Em setembro de 1942, a liderança soviética autorizou a fundação de um laboratório especializado para trabalhar no projeto nuclear – este foi, precisamente, o começo da história do programa atômico soviético. A equipe era formada por um grupo pequeno de físicos, porém altamente capacitados, sob o comando geral de Ígor Kurtchatov, que é hoje considerado o pai da bomba atômica soviética.
Iúli Khariton era um dos físicos russos envolvidos no projeto nuclear (Foto: Valentin Tcheredintsev/TASS)
Os serviços de inteligência também cooperavam estreitamente com os cientistas. A rede de espionagem soviética nos EUA mantinha um quadro completo do progresso do projeto atômico americano e até conhecia a localização de seu principal centro de pesquisa. Físicos nucleares norte-americanos que simpatizavam com a URSS também prestaram ajuda significativa. Graças a eles, os projetos da bomba americana já estavam na mesa de Kurtchatov duas semanas depois de ter sido criada, em 1945.

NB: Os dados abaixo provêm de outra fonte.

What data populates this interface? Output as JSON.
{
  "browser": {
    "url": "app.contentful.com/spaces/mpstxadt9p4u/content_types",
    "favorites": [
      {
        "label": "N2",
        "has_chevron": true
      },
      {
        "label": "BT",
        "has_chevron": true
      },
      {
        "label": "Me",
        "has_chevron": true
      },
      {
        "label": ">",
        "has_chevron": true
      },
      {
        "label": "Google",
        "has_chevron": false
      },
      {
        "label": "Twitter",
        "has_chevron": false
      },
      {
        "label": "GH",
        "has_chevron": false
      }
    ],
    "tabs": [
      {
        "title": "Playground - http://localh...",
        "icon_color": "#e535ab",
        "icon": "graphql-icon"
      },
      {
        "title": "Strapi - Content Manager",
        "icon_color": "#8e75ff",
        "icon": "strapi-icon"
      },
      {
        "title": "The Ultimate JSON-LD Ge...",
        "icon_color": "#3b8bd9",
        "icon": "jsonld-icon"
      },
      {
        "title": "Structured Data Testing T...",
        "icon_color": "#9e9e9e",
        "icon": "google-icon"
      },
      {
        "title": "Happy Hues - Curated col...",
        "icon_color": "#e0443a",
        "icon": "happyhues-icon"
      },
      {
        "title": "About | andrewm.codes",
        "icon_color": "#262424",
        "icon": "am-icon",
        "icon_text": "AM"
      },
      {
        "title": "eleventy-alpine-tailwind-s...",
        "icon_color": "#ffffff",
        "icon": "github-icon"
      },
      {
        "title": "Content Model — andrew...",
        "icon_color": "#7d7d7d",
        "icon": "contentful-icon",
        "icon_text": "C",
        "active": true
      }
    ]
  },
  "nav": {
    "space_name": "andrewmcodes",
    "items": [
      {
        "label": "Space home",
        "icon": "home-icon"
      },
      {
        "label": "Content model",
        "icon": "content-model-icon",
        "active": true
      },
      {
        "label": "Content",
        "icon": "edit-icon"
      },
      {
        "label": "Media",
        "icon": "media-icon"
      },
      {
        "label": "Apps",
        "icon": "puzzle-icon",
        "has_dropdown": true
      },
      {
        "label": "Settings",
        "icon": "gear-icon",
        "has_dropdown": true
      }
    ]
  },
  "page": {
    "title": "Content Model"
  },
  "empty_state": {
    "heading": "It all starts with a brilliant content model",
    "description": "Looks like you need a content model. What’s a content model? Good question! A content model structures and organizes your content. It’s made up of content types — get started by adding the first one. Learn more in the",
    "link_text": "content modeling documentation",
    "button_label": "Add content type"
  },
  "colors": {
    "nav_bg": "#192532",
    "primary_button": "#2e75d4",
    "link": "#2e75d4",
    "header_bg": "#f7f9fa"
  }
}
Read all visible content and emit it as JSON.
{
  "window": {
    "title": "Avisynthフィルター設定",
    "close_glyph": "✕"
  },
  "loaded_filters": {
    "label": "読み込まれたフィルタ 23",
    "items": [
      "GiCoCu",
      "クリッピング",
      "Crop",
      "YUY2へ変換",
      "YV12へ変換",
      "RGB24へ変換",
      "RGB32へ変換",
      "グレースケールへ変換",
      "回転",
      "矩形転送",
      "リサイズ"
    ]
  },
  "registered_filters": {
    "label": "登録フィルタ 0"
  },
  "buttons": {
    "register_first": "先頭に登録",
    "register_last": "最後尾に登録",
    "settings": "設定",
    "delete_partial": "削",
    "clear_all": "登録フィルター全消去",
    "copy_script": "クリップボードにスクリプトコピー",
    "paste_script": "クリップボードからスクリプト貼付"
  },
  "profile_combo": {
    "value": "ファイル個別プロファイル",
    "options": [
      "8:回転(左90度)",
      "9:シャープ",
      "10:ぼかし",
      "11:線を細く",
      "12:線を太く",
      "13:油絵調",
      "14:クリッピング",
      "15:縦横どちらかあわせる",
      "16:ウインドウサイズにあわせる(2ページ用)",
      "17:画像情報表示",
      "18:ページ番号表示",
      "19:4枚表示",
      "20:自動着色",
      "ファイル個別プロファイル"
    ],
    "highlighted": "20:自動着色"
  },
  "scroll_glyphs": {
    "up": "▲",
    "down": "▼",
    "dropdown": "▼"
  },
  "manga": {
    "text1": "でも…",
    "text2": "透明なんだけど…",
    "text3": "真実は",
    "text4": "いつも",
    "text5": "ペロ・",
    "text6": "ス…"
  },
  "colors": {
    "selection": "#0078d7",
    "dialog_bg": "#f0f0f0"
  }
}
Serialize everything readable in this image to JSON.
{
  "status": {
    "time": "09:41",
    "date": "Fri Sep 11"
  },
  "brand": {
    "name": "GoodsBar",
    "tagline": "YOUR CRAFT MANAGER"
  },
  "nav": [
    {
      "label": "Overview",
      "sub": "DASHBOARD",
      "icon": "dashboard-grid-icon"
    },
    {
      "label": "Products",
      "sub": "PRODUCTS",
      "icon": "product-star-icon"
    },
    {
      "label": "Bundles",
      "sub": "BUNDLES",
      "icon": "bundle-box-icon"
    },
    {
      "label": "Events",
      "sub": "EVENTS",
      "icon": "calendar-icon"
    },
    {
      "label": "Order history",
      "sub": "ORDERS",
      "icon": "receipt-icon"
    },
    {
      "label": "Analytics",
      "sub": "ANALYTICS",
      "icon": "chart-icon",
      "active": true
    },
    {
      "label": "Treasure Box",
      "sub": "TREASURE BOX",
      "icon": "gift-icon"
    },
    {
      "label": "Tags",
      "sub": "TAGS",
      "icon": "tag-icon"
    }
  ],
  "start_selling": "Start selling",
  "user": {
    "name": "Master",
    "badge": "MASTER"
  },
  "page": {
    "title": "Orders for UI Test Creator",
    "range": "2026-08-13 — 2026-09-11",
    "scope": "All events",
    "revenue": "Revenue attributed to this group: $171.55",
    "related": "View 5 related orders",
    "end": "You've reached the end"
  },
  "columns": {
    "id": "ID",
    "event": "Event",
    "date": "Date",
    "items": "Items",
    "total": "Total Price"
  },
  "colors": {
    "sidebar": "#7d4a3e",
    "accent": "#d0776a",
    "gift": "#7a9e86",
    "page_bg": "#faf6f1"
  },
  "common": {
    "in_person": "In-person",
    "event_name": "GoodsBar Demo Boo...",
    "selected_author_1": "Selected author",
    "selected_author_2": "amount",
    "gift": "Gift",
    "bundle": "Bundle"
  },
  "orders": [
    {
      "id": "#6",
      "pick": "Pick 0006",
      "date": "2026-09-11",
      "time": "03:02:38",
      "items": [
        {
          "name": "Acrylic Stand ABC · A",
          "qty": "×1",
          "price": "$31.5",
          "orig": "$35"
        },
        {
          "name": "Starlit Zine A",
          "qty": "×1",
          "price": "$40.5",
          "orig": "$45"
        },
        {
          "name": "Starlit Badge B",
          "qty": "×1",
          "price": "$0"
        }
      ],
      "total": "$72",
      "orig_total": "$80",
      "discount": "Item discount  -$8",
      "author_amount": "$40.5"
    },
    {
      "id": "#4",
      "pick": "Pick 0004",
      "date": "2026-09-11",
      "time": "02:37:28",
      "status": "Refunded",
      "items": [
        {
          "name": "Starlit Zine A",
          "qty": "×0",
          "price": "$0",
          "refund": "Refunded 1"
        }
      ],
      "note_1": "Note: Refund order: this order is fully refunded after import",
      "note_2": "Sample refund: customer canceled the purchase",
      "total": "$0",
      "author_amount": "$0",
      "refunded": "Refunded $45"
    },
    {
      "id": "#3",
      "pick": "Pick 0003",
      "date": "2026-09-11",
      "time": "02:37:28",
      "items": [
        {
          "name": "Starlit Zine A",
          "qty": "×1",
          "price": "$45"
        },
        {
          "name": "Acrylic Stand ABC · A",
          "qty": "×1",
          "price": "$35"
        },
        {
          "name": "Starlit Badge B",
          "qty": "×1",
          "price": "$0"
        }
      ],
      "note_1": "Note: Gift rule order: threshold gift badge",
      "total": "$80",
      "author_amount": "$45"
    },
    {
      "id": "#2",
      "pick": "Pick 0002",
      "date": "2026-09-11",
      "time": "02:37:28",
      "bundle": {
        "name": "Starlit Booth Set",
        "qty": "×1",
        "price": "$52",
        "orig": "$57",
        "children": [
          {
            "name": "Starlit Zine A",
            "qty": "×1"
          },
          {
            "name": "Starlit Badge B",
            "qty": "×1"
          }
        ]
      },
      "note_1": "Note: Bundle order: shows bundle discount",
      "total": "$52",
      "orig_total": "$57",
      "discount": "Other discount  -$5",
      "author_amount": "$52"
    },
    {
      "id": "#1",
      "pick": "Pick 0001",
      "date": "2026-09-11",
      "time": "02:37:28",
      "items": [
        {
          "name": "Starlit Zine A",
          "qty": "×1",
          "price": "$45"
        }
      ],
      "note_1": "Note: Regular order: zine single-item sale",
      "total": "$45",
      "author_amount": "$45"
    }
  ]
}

Fim do monopólio americano
A Alemanha nazista acabou sendo derrotada sem o uso de armas nucleares. As bombas atômicas que os americanos lançaram em Hiroshima e Nagasaki, em agosto de 1945, foram, em grande parte, simbólicas. Era a maneira de Washington de proclamar ao mundo inteiro que já possuía a ‘superbomba’ – mensagem esta que tinha Moscou como principal destinatário.
Após o fim da Segunda Guerra Mundial, os antigos aliados da coalizão anti-Hitler se encontraram em lados diferentes das barricadas. Os militares americanos e britânicos elaboraram planos para uma possível guerra contra a URSS. Na época, chegaram a propor o bombardeio de grandes cidades soviéticas com o uso de armas nucleares.
Isso só poderia ser evitado com o fim do monopólio nuclear norte-americano. Duas semanas após a destruição de Hiroshima, um comitê especial foi estabelecido sob as ordens de Stálin para coordenar todo o projeto da bomba atômica. Em outras palavras, isso significava a criação de um superministério com enormes verbas e poderes.
Sob a liderança um dos associados mais próximos de Stálin, Lavrenti Beria, um novo setor industrial nasceu na União Soviética em um curto período de tempo – a indústria atômica. Usinas de enriquecimento de urânio, reatores, centrífugas e fábricas para produzir bombas foram desenvolvidas em poucos anos.
Instalação multimídia criada pela estatal Rosatom para celebrar o 65º aniversário do primeiro artefato nuclear soviético (Foto: Maksim Blinov/RIA Nôvosti)
Na Sibéria e nos Urais, novos complexos industriais foram construídos nas profundezas das montanhas, das quais eram extraídas centenas de toneladas de rocha sólida. Em torno delas surgiram cidades inteiras que não figuravam nos mapas oficias. Somente as pessoas ligadas ao programa atômico sabiam de sua existência.
A liderança em Washington estava convencida de que a URSS não seria capaz de fabricar armas nucleares antes de 1954. No entanto, um teste de armas nucleares no campo de Semipalatinsk (no atual Cazaquistão), ainda em 1949, soou como uma surpresa desagradável para os EUA. A União Soviética havia conseguido acabar com o monopólio nuclear dos norte-americanos e, desse modo, lançar os alicerces para a segurança internacional na qual o mundo repousa até hoje.